ICML 2025 (TokShop Workshop) Segmentation Tokenization Pre-tokenization Morphology-aware segmentation BPE Constrained BPE Indian languages Sandhi splitting Human evaluation metrics

MorphTok: Morphologically Grounded Tokenization for Indian Languages¶

Conference: ICML 2025 (TokShop Workshop)

arXiv: 2504.10335

Authors: Maharaj Brahma, N J Karthika, Atul Kumar Singh, Devaraja Adiga, Smruti Bhate, Ganesh Ramakrishnan, Rohit Saluja, Maunendra Sankar Desarkar

Area: Segmentation (Subword Segmentation / Text Tokenization)
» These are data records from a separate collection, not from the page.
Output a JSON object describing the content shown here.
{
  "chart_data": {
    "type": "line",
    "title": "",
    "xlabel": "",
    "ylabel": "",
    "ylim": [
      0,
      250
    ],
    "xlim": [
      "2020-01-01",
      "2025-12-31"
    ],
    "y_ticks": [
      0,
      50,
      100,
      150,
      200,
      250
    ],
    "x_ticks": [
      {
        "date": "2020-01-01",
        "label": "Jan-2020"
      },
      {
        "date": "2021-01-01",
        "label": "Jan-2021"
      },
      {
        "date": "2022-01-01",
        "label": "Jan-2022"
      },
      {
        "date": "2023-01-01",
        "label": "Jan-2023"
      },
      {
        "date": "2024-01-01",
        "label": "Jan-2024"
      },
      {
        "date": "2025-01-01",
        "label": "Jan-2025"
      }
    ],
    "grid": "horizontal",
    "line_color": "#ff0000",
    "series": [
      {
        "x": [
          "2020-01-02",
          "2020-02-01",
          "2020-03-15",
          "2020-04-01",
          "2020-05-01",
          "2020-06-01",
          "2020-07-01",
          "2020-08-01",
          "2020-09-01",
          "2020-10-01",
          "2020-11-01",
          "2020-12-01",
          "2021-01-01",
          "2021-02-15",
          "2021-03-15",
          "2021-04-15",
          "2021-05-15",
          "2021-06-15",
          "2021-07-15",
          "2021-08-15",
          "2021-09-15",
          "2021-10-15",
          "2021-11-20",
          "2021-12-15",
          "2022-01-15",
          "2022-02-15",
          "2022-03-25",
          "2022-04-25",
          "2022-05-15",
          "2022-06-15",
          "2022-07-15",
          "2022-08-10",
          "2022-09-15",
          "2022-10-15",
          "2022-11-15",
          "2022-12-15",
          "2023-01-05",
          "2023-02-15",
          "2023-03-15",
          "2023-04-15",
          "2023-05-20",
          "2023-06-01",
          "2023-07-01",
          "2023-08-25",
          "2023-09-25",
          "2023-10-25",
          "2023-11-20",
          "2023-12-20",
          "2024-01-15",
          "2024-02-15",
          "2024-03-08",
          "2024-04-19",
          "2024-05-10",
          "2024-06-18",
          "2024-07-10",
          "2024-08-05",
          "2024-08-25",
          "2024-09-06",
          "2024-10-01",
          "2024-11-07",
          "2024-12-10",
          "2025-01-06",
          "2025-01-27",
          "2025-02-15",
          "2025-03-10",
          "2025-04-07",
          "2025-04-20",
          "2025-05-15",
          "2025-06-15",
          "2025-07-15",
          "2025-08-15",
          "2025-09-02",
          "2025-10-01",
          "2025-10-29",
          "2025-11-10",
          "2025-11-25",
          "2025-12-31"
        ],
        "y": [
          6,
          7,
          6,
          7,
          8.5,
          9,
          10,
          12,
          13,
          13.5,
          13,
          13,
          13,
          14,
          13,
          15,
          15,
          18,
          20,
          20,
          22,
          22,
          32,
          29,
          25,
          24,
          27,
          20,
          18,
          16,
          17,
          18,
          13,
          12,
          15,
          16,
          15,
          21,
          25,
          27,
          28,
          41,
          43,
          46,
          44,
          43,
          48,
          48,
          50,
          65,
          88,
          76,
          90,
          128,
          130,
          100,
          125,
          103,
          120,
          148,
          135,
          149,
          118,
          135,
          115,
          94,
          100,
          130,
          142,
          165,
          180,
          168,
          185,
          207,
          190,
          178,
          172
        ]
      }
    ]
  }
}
Keywords: Tokenization, Pre-tokenization, Morphology-aware segmentation, BPE, Constrained BPE, Indian languages, Sandhi splitting, Human evaluation metrics

TL;DR¶

This paper proposes the MorphTok framework, which addresses the issue of dependent vowels in Indian languages through a morphology-aware pre-tokenization step (lookup table/language model) and a Constrained BPE (CBPE) algorithm. It improves downstream performance in machine translation and language modeling tasks, and introduces a human evaluation metric, EvalTok.

Background & Motivation¶

Large language models (LLMs) commonly rely on Byte Pair Encoding (BPE) for subword tokenization. BPE greedily merges high-frequency character bigrams, often resulting in segmentations that do not align with linguistically meaningful units. This issue is particularly severe in morphologically rich Indian languages (e.g., Hindi, Marathi), primarily manifested in:

Sandhi phenomena: Phonetic changes occur at morpheme boundaries of compound words. Standard BPE fails to identify these morphological boundaries, leading to tokenization results that lack linguistic meaning.

Dependent Vowels: Indian languages use the Abugida writing system, where vowel symbols (diacritics) attach to consonants. Standard BPE may split dependent vowels into independent tokens, destroying character cohesion.

Multilingual tokenization bias: Existing multilingual models (e.g., IndicTrans2) employ a unified BPE, which leads to high fertility (average number of tokens per word) for Indian languages, increasing computational overhead.

Existing solutions, such as unsupervised morphological segmentation methods like Morfessor, show limited efficacy for Indian languages and lack specialized designs tailored to the characteristics of Abugida scripts.

Method¶

Overall Architecture¶

MorphTok consists of three core components:

Morphology-Aware Pre-tokenization: Splits words into morphologically meaningful units prior to BPE.
Constrained BPE (CBPE): Extends the standard BPE algorithm by incorporating script-specific constraints.
EvalTok Metric: A tokenization quality metric designed for human evaluation.

Key Designs¶

Morphology-Aware Pre-tokenization¶

Two implementation approaches are proposed:

Lookup Table approach: Based on manually annotated morphological segmentation datasets (54k entries for Hindi, 58k entries for Marathi), including Sandhi splitting. It splits compound words into root morphemes, restoring their original forms before phonetic changes.
Language Model (LM) approach: Automatically performs morphological segmentation using a language model, reducing dependence on human annotation.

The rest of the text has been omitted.